In the first text, Acts 13 contains a Sabbath sermon by Paul to the synagogue in Antioch in Pisidia. In verses 32 and 33, Paul declares, “‘We declare to you glad tidings—that promise which was made to the fathers. God has fulfilled this for us their children, in that He has raised up Jesus. As it is also written in the second Psalm: “You are My Son, Today I have begotten You.”’”[*]
Paul explicitly ties the decree of Psalm 2:7 to the resurrected Jesus and places the begetting mentioned in the text not back in eternity, but after the resurrection and ascension. Paul is using the text exactly the same way as the Hebrew text does, namely as a metaphor for installation into an office or function and is arguing that after the resurrection of Jesus, there was an installation ceremony to His kingship as prophesied in Psalm 2, and which fulfilled the ancient promise of the permanent messianic Davidic king. Both the installation context, with its metaphorical use of the birthing language, and the chronological timing of the pronouncement to the ascended Christ exclude this text as a basis for concluding that there was some kind of pre-creation begetting of Christ by the Father. Psalm 2:7 says nothing about a begetting back in eternity.
Hence, Hebrews matches Paul’s other writing and the psalmist in using birthing language metaphorically. Furthermore, the author of Hebrews clearly puts the inauguration of Christ’s priestly ministry in heaven after the cross. Hence, Hebrews 5 also applies Psalm 2:7 to the post-ascension Jesus, not to some kind of begetting back in eternity. It seems highly probable that this post-ascension installation into the high priest’s office is the referent for Hebrews 1:5 as well, especially if we believe that the inspired author is using Psalm 2 consistently in both places.
It seems safe to conclude that these texts offer no support for the view advocating a begetting of Christ by the Father back in eternity. Rather, they use Psalm 2:7 in its design parameters, found especially in Psalm 2:6, namely to depict the concept of installing into an office.
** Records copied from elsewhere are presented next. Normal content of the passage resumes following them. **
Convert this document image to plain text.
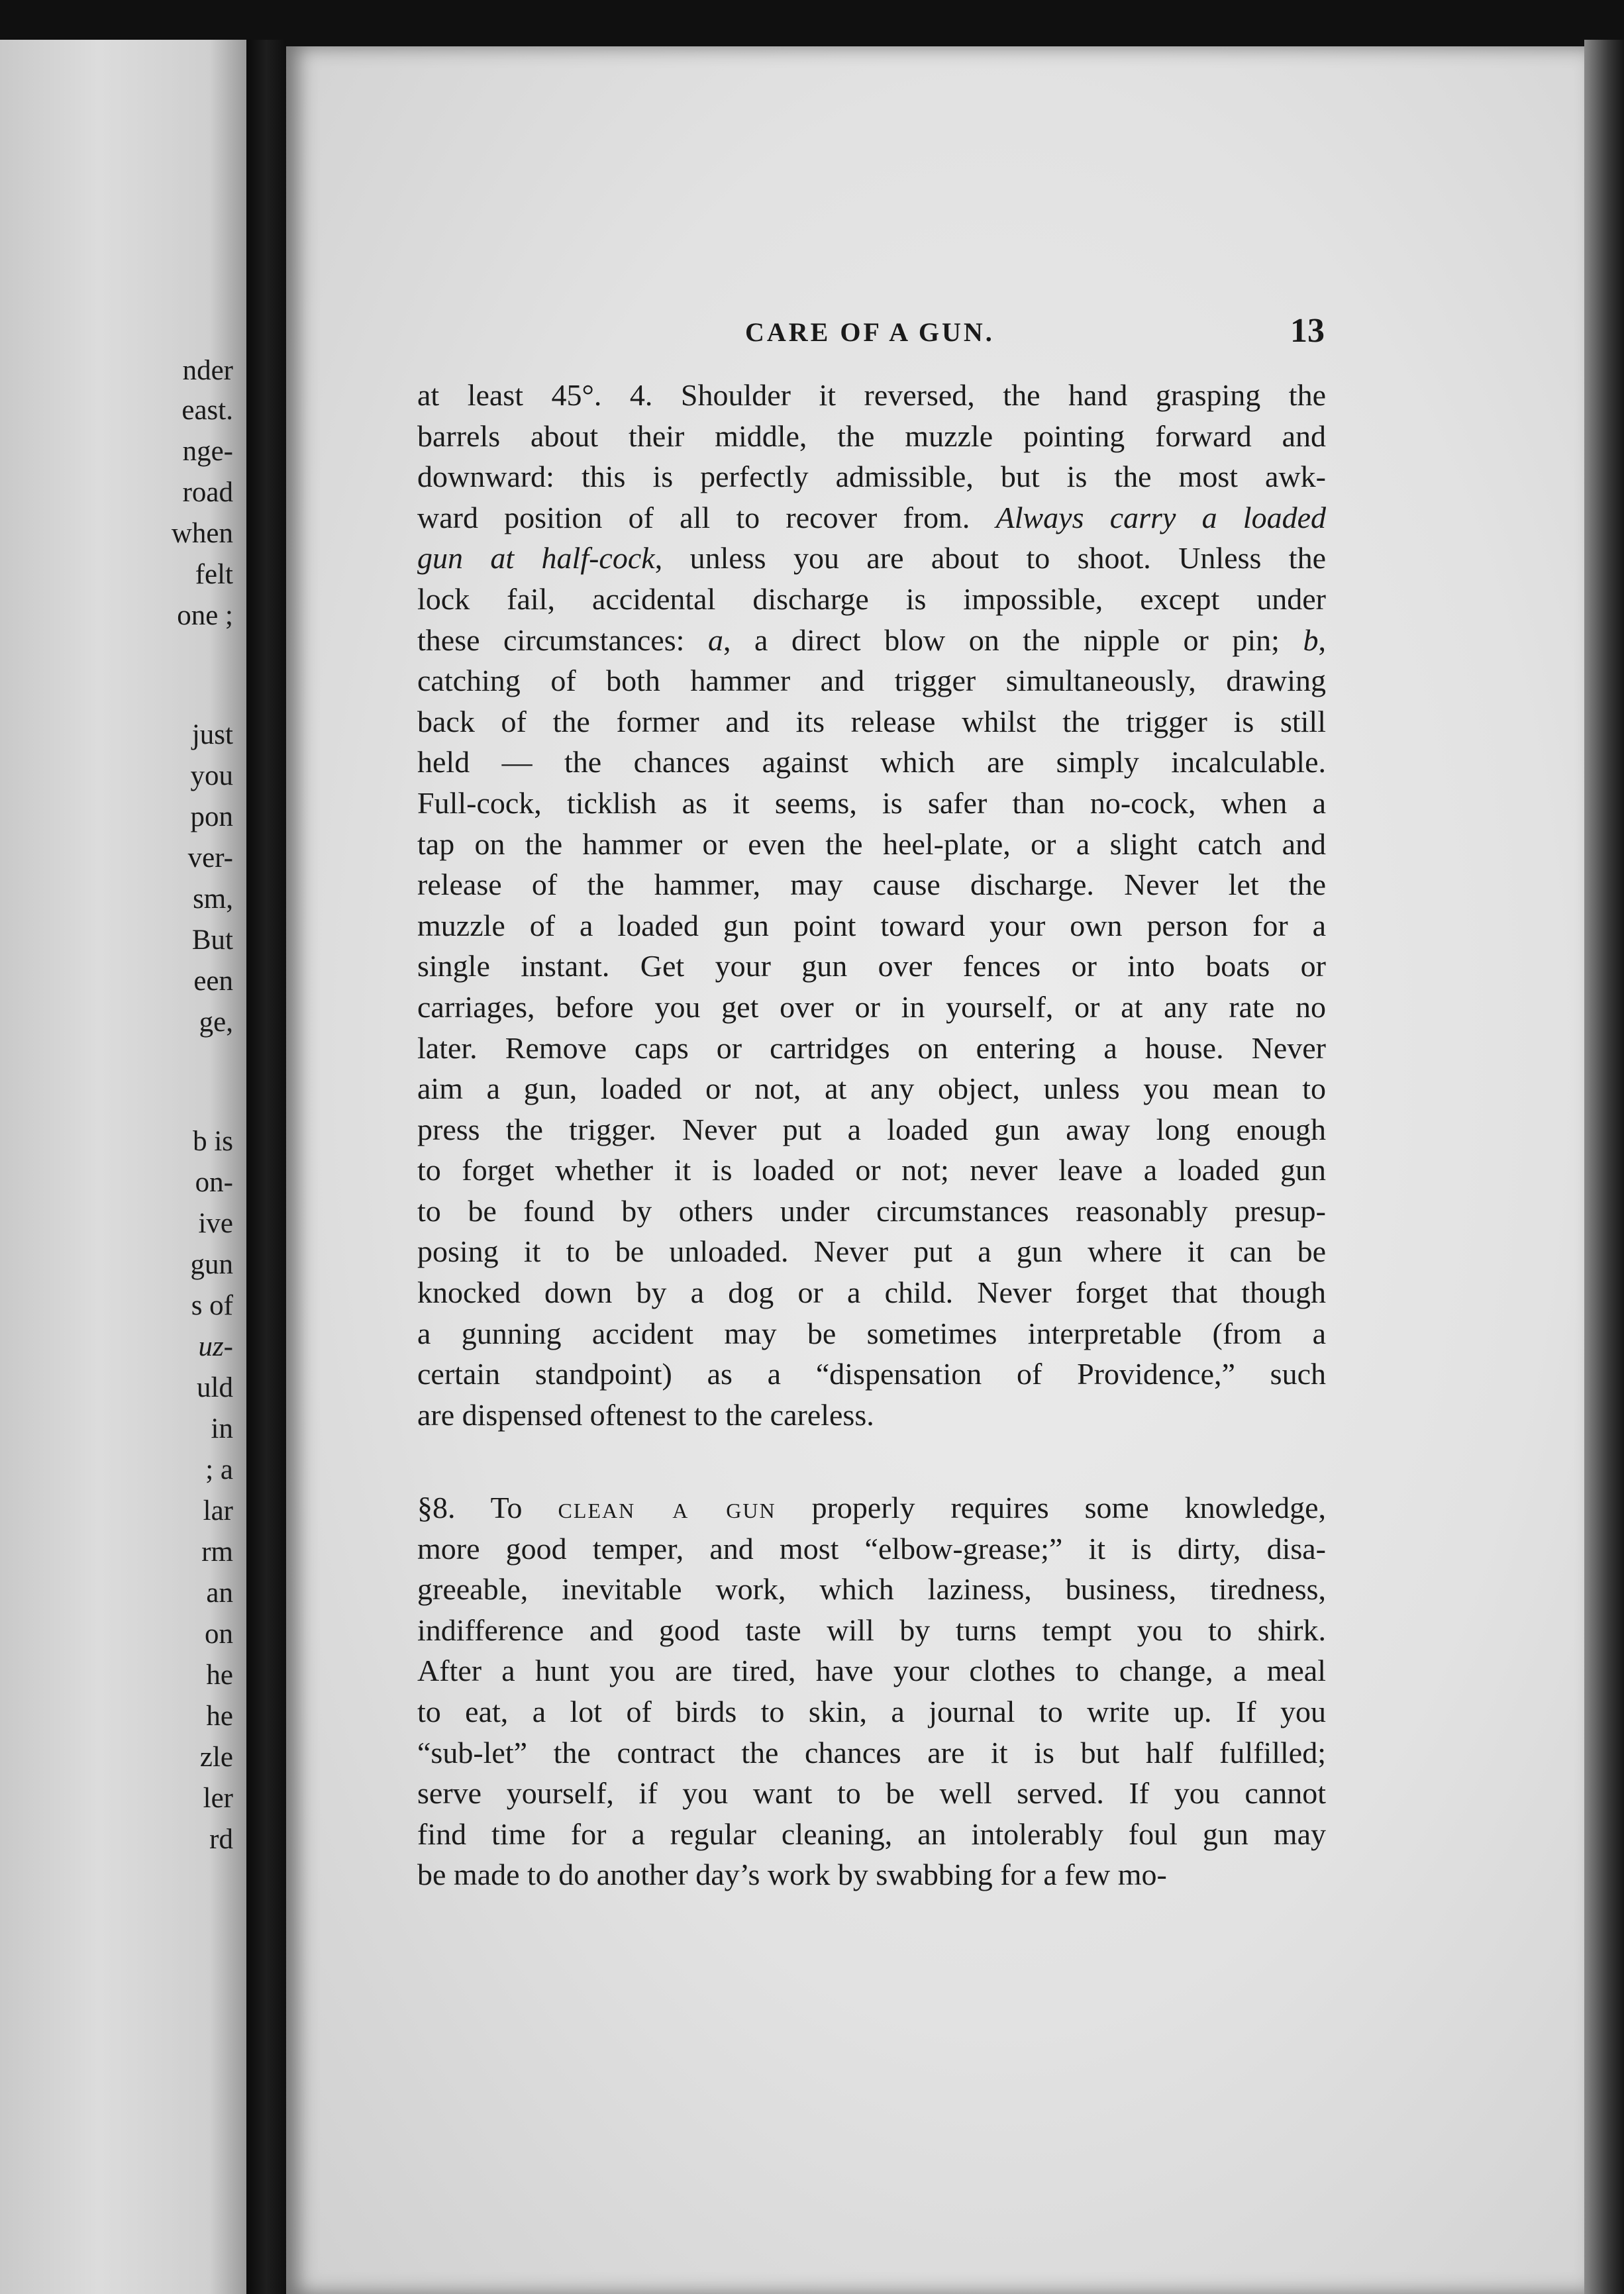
nder
east.
nge-
road
when
felt
one ;
just
you
pon
ver-
sm,
But
een
ge,
b is
on-
ive
gun
s of
uz-
uld
in
; a
lar
rm
an
on
he
he
zle
ler
rd
CARE OF A GUN.	13
at least 45°. 4. Shoulder it reversed, the hand grasping the
barrels about their middle, the muzzle pointing forward and
downward: this is perfectly admissible, but is the most awk-
ward position of all to recover from. Always carry a loaded
gun at half-cock, unless you are about to shoot. Unless the
lock fail, accidental discharge is impossible, except under
these circumstances: a, a direct blow on the nipple or pin; b,
catching of both hammer and trigger simultaneously, drawing
back of the former and its release whilst the trigger is still
held — the chances against which are simply incalculable.
Full-cock, ticklish as it seems, is safer than no-cock, when a
tap on the hammer or even the heel-plate, or a slight catch and
release of the hammer, may cause discharge. Never let the
muzzle of a loaded gun point toward your own person for a
single instant. Get your gun over fences or into boats or
carriages, before you get over or in yourself, or at any rate no
later. Remove caps or cartridges on entering a house. Never
aim a gun, loaded or not, at any object, unless you mean to
press the trigger. Never put a loaded gun away long enough
to forget whether it is loaded or not; never leave a loaded gun
to be found by others under circumstances reasonably presup-
posing it to be unloaded. Never put a gun where it can be
knocked down by a dog or a child. Never forget that though
a gunning accident may be sometimes interpretable (from a
certain standpoint) as a “dispensation of Providence,” such
are dispensed oftenest to the careless.
§8. To clean a gun properly requires some knowledge,
more good temper, and most “elbow-grease;” it is dirty, disa-
greeable, inevitable work, which laziness, business, tiredness,
indifference and good taste will by turns tempt you to shirk.
After a hunt you are tired, have your clothes to change, a meal
to eat, a lot of birds to skin, a journal to write up. If you
“sub-let” the contract the chances are it is but half fulfilled;
serve yourself, if you want to be well served. If you cannot
find time for a regular cleaning, an intolerably foul gun may
be made to do another day’s work by swabbing for a few mo-
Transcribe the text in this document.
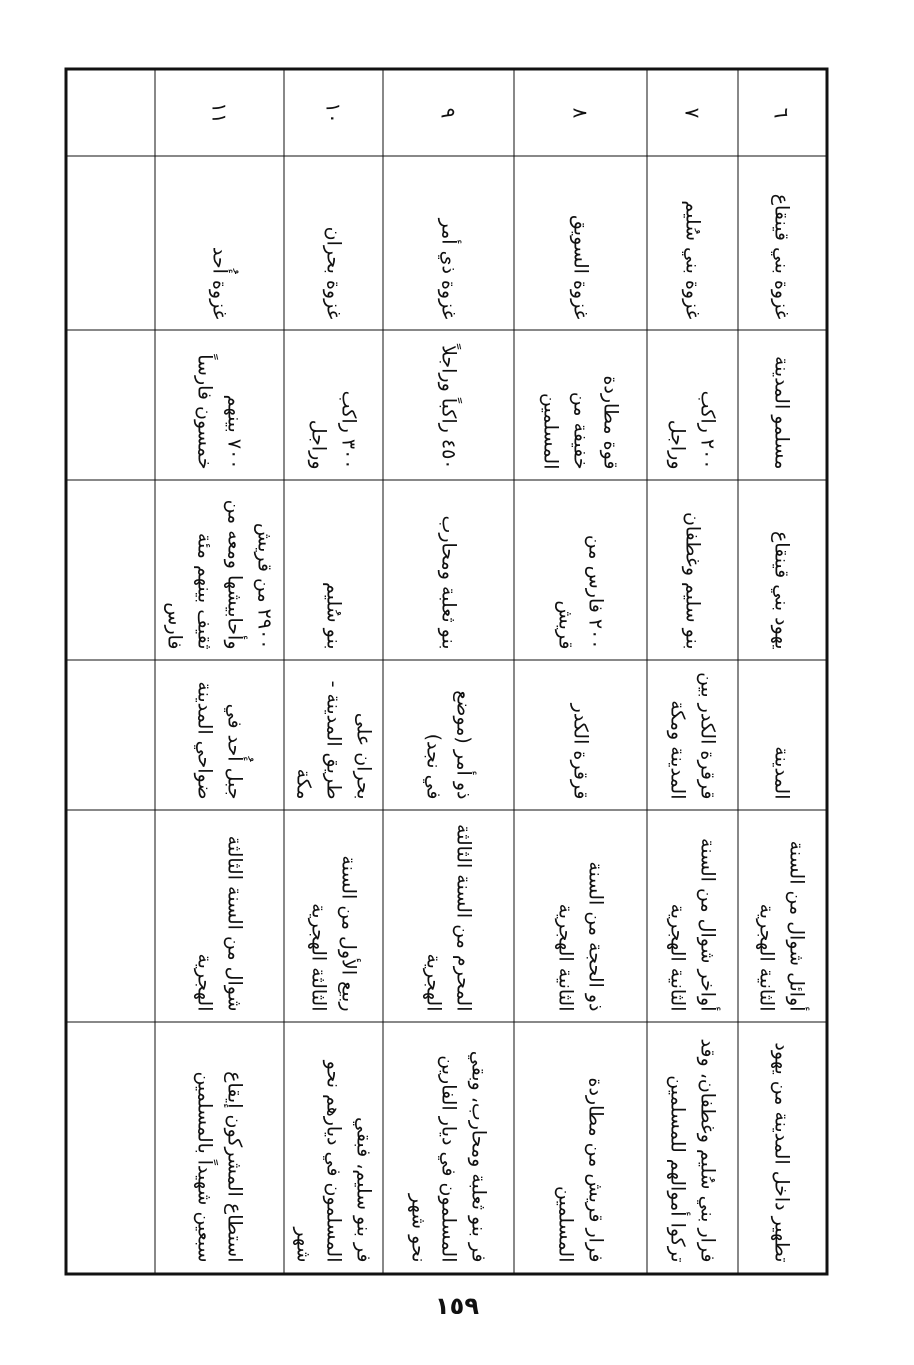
٦	غزوة بني قينقاع	مسلمو المدينة	يهود بني قينقاع	المدينة	أوائل شوال من السنة الثانية الهجرية	تطهير داخل المدينة من يهود
٧	غزوة بني سُليم	٢٠٠ راكب وراجل	بنو سليم وغطفان	قرقرة الكدر بين المدينة ومكة	أواخر شوال من السنة الثانية الهجرية	فرار بني سُليم وغطفان، وقد تركوا أموالهم للمسلمين
٨	غزوة السويق	قوة مطاردة خفيفة من المسلمين	٢٠٠ فارس من قريش	قرقرة الكدر	ذو الحجة من السنة الثانية الهجرية	فرار قريش من مطاردة المسلمين
٩	غزوة ذي أمر	٤٥٠ راكباً وراجلاً	بنو ثعلبة ومحارب	ذو أمر (موضع في نجد)	المحرم من السنة الثالثة الهجرية	فر بنو ثعلبة ومحارب، وبقي المسلمون في ديار الفارين نحو شهر
١٠	غزوة بحران	٣٠٠ راكب وراجل	بنو سُليم	بحران على طريق المدينة - مكة	ربيع الأول من السنة الثالثة الهجرية	فر بنو سليم، فبقي المسلمون في ديارهم نحو شهر
١١	غزوة أُحد	٧٠٠ بينهم خمسون فارساً	٢٩٠٠ من قريش وأحابيشها ومعه من ثقيف بينهم مئة فارس	جبل أُحد في ضواحي المدينة	شوال من السنة الثالثة الهجرية	استطاع المشركون إيقاع سبعين شهيداً بالمسلمين

١٥٩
In the New Testament, neither monogenēs nor the uses of gennaō in the three quotes of Psalm 2:7 provide any platform for building a theology claiming that Jesus was begotten, sometime back in eternity, by the Father. By contrast, Christ is ascribed with the full attributes of deity, including self-existence (John 1:2, 4; 5:26), creation (Col. 1:16, 17; Heb. 1:2), and sustaining the world (Col. 1:19; Heb. 1:3). The great glory of the gospel is that God chose to inhabit human flesh, assume a human nature, to be our saving substitute from the penalty and power of sin.